La crise consécutive à la pandémie a été le révélateur de phénomènes anciens. Elle a mis à nu des problèmes récurrents jamais résolus. Elle a rendu intelligible ce qui jusqu’à présent ne l’était pas ou qu’on s’obstinait à ne pas voir pour certains, à ne pas vouloir montrer pour d’autres plus avertis. Le réalisateur britannique Ken Loach nous a rappelé, avec son film « L’esprit de 45 » (2013) ce que fut cette ère faite des promesses d’un monde nouveau esquissé dans la clandestinité. Parce que disait Lucie Aubrac « La mission de combat ne doit pas prendre fin à la Libération ». Concrètement, ce fut la mise en œuvre au lendemain de la guerre du programme du Conseil national de la Résistance : « Faire en sorte que l’intérêt particulier soit toujours contraint de céder à l’intérêt général, que les grandes sources de la richesse commune soient exploitées et dirigées non point au profit de quelques uns mais pour l’avantage de tous, que les coalitions d’intérêt […] soient abolies une fois pour toutes ». C’est sur ce socle économique, social et culturel que s’est reconstruite la société française il y a trois quarts de siècle.

Revenir aux apocalypses ?

Qu’en reste -t-il aujourd’hui ? Le socle est toujours là mais fragilisé sous les coups de boutoirs subis dans les dernières décennies.

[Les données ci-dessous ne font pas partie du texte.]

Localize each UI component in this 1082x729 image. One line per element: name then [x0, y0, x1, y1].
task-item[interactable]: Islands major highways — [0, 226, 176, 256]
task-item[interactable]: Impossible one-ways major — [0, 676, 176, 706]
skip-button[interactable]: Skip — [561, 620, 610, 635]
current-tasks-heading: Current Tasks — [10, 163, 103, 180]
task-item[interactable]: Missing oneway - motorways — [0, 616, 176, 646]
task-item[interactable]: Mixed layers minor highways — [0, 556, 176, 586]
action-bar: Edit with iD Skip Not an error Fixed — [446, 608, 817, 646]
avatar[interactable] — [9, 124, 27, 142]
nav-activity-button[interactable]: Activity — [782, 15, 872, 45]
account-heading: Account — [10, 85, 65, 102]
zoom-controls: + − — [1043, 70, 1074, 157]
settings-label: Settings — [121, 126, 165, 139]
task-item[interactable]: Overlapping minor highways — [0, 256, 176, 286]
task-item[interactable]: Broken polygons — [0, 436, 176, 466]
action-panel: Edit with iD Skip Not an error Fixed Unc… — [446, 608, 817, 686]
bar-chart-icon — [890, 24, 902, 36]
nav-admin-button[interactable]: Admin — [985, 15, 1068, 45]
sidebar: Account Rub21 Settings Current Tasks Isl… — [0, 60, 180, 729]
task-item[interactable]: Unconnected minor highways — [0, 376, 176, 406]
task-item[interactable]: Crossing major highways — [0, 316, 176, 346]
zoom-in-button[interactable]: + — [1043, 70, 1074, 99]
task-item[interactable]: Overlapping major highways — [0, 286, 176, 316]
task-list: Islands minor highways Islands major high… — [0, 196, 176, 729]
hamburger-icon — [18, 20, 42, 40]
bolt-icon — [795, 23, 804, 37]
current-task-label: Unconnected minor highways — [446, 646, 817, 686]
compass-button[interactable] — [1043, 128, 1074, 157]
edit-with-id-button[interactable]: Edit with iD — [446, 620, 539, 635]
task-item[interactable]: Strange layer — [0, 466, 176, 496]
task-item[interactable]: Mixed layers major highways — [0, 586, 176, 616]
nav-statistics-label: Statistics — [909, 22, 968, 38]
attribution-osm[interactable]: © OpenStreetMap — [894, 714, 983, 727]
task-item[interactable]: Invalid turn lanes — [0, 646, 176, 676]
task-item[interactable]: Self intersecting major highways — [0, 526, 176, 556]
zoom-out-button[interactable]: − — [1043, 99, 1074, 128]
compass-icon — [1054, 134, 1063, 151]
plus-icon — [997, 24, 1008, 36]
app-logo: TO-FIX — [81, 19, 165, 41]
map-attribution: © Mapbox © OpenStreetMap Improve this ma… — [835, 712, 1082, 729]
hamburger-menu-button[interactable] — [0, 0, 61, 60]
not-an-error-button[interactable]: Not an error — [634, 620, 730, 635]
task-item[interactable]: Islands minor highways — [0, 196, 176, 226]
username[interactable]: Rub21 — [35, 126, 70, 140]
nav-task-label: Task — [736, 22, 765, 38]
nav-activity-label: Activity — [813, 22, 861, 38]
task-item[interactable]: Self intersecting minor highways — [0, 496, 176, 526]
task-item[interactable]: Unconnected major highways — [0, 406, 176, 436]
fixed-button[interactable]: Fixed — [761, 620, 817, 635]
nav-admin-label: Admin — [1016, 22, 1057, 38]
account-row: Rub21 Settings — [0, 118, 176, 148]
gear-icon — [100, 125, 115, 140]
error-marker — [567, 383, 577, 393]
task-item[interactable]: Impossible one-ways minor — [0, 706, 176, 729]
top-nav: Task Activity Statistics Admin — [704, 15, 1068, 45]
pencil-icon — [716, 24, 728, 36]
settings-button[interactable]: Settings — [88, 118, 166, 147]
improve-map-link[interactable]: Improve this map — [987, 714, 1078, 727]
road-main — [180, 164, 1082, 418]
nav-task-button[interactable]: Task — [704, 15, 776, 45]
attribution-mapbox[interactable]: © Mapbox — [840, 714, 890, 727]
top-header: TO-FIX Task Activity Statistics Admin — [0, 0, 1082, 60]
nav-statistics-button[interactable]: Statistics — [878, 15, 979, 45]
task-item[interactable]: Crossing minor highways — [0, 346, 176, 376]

C’est Denis Kessler, ex-mao passé au capitalisme, éminence grise du baron de Seillière (MEDEF) qui doit se frotter les mains : « Il faut défaire méthodiquement le programme du Conseil national de la Résistance. » avait-il déclaré. Heureux aussi l’homme d’affaire Charles Beigbeder qui confiait au JDD, en janvier 2008  qu’il fallait en finir avec cette France « qui continue à vivre sur un modèle fondé en 1946 à partir du programme du C.N.R. » Mais voilà, qu’ au contraire de « La mondialisation heureuse » promise par Alain Minc la crise sanitaire a révélé la dangerosité d’un capitalisme débridé où l’intérêt général est contraint de céder à l’intérêt particulier, où le profit de quelques uns prime sur l’avantage de tous. Décidément, non ! Ce monde qui est le nôtre n’est pas à la hauteur des sacrifices et des espoirs de la Résistance. Les inégalités, l’oppression, le fanatisme religieux, les conflits ethniques, la faim, les guerres sévissent partout dans le monde. Ces fléaux contraignent, chaque année des millions d’hommes, de femmes et d’enfants à fuir la terre où ils vivaient pour essayer de trouver refuge ailleurs, parfois loin de leur pays, voire de leur continent. Et se pose aujourd’hui, avec toujours plus d’acuité, l’usage immodéré que l’homme fait des ressources de la planète alors que celle-ci est déjà bien abîmée. « Le temps de l’Apocalypse n’est plus, constatait Albert Camus après guerre. Nous sommes entrés dans celui de la médiocre organisation et des accommodements sans grandeur. Par sagesse et par goût pour le bonheur, il faut préférer celui-ci, bien qu’on sache qu’à force de médiocrité, on revienne aux apocalypses.»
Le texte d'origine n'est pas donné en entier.